Prague, Sept 7 (CTK) – Czech security forces’ pay should rise by 10 percent as of November, PM Bohuslav Sobotka and Interior Minister Milan Chovanec (both Social Democrats, CSSD) said after their talks on Thursday, one in a series of Sobotka’s separate meetings with ministers at the close of the government’s term of office.
The meetings are aimed to assess the performance and achievements of all members of Sobotka’s 17-seat centre-left cabinet in which the CSSD’s partners are the ANO movement and the Christian Democrats (KDU-CSL).
The general election is due on October 20-21.
Sobotka said he rejects the proposal by the coalition partners that the pay of the security corps, including the police and firefighters, should not be raised because they went up adequately in the recent period.

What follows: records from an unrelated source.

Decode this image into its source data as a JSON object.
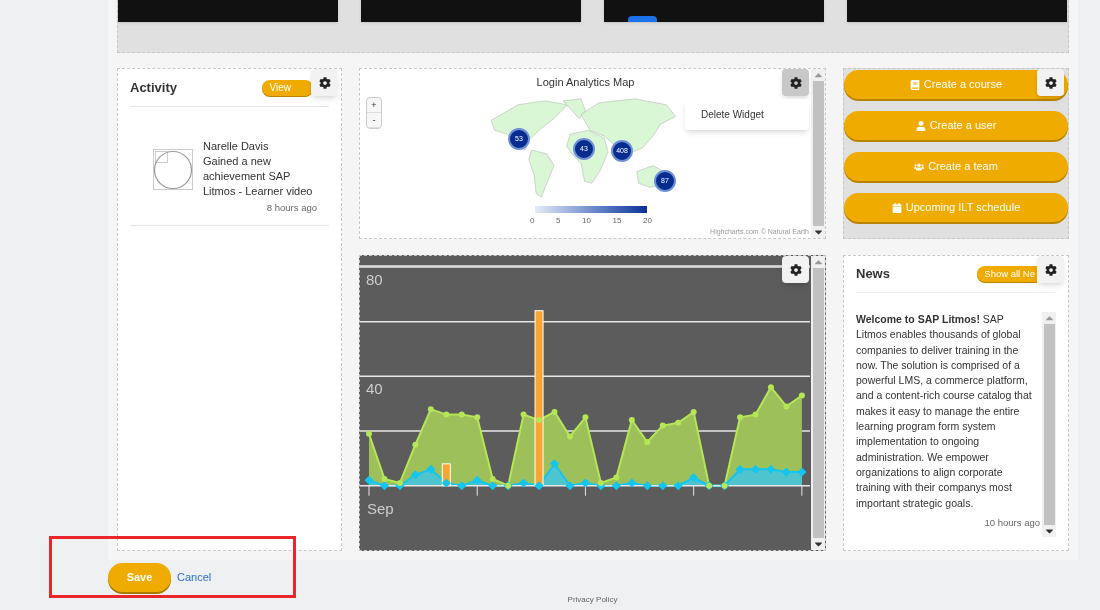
{
  "activity": {
    "title": "Activity",
    "view_button": "View",
    "items": [
      {
        "name": "Narelle Davis",
        "text": "Gained a new achievement SAP Litmos - Learner video",
        "time": "8 hours ago"
      }
    ]
  },
  "map_widget": {
    "title": "Login Analytics Map",
    "menu_open": true,
    "zoom_buttons": [
      "+",
      "-"
    ],
    "bubbles": [
      {
        "label": "53"
      },
      {
        "label": "43"
      },
      {
        "label": "408"
      },
      {
        "label": "87"
      }
    ],
    "legend_ticks": [
      "0",
      "5",
      "10",
      "15",
      "20"
    ],
    "credits": "Highcharts.com © Natural Earth",
    "menu_items": [
      "Delete Widget"
    ]
  },
  "chart_widget": {
    "x_axis_label": "Sep",
    "chart_data": {
      "type": "line",
      "grid": true,
      "ylim": [
        -23.5,
        84
      ],
      "yticks": [
        {
          "value": 40,
          "label": "40"
        },
        {
          "value": 80,
          "label": "80"
        }
      ],
      "series": [
        {
          "type": "area",
          "color": "#b5e655",
          "values": [
            19,
            2.5,
            1,
            15,
            28,
            26,
            26,
            25,
            2.5,
            0,
            26,
            24,
            27,
            18,
            25,
            1,
            3,
            24,
            16,
            22,
            23,
            27,
            0,
            0,
            25,
            26,
            36,
            29,
            33
          ]
        },
        {
          "type": "area",
          "color": "#13c5ef",
          "values": [
            2,
            0,
            0,
            4,
            6,
            1,
            0,
            2,
            0,
            0,
            1,
            0,
            8,
            0,
            1,
            0,
            0,
            1,
            0,
            0,
            0,
            3,
            0,
            0,
            6,
            6,
            6,
            5,
            5
          ]
        },
        {
          "type": "bar",
          "color": "#f7a535",
          "values": [
            null,
            null,
            null,
            null,
            null,
            8,
            null,
            null,
            null,
            null,
            null,
            64,
            null,
            null,
            null,
            null,
            null,
            null,
            null,
            null,
            null,
            null,
            null,
            null,
            null,
            null,
            null,
            null,
            null
          ]
        }
      ]
    }
  },
  "quick_actions": [
    {
      "label": "Create a course",
      "kind": "book"
    },
    {
      "label": "Create a user",
      "kind": "user"
    },
    {
      "label": "Create a team",
      "kind": "team"
    },
    {
      "label": "Upcoming ILT schedule",
      "kind": "calendar"
    }
  ],
  "news": {
    "title": "News",
    "show_all_button": "Show all Ne",
    "body": "**Welcome to SAP Litmos!** SAP Litmos enables thousands of global companies to deliver training in the now. The solution is comprised of a powerful LMS, a commerce platform, and a content-rich course catalog that makes it easy to manage the entire learning program form system implementation to ongoing administration. We empower organizations to align corporate training with their companys most important strategic goals.",
    "time": "10 hours ago"
  },
  "footer": {
    "save": "Save",
    "cancel": "Cancel",
    "privacy": "Privacy Policy"
  }
}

He supported the increase in wages, which has also been demanded by the trade unions that have gone on strike alert over what they call the government’s excessively protracted debate on the issue.
Sobotka said Chovanec, in his capacity as minister, has succeeded in stabilising the situation of the security corps. The present cabinet has returned them the money which was taken away from them by the previous rightist cabinet, Sobotka said.
In the past four years, the present cabinet raised the security corps’ pay by a total of 25 percent, which is 5,000 crowns of monthly gross income averagely, Sobotka said.
He and Chovanec also discussed the Interior Ministry’s draft budget for 2018, a part of the budget bill presented by the finance minister.
Chovanec said the ministry’s budget is projected at 66.7 billion crowns but 3.4 billion more is needed to cover its planned spending. He said he will continue negotiating about a relevant budget increase.
Sobotka praised Chovanec’s performance as minister in the past four years.
In recent years, the Interior Ministry has had to react to the security situation worsening over terrorist attacks and the migrant crisis in Europe, he said.
“We have succeeded in keeping the security situation fully under our control,” he said.
Referring to domestic issues, Sobotka mentioned the ministry’s steps in reaction to the explosion of an ammunition dump in Vrbetice, south Moravia, the launch of a national security audit and the passing of the police development concept for the next four years.
The crime rate declined every year since the cabinet’s appointment in early 2014, Sobotka said.
Another success of the Interior Ministry was the prevention of the privatisation of the Czech Post (CP) state enterprise, he said.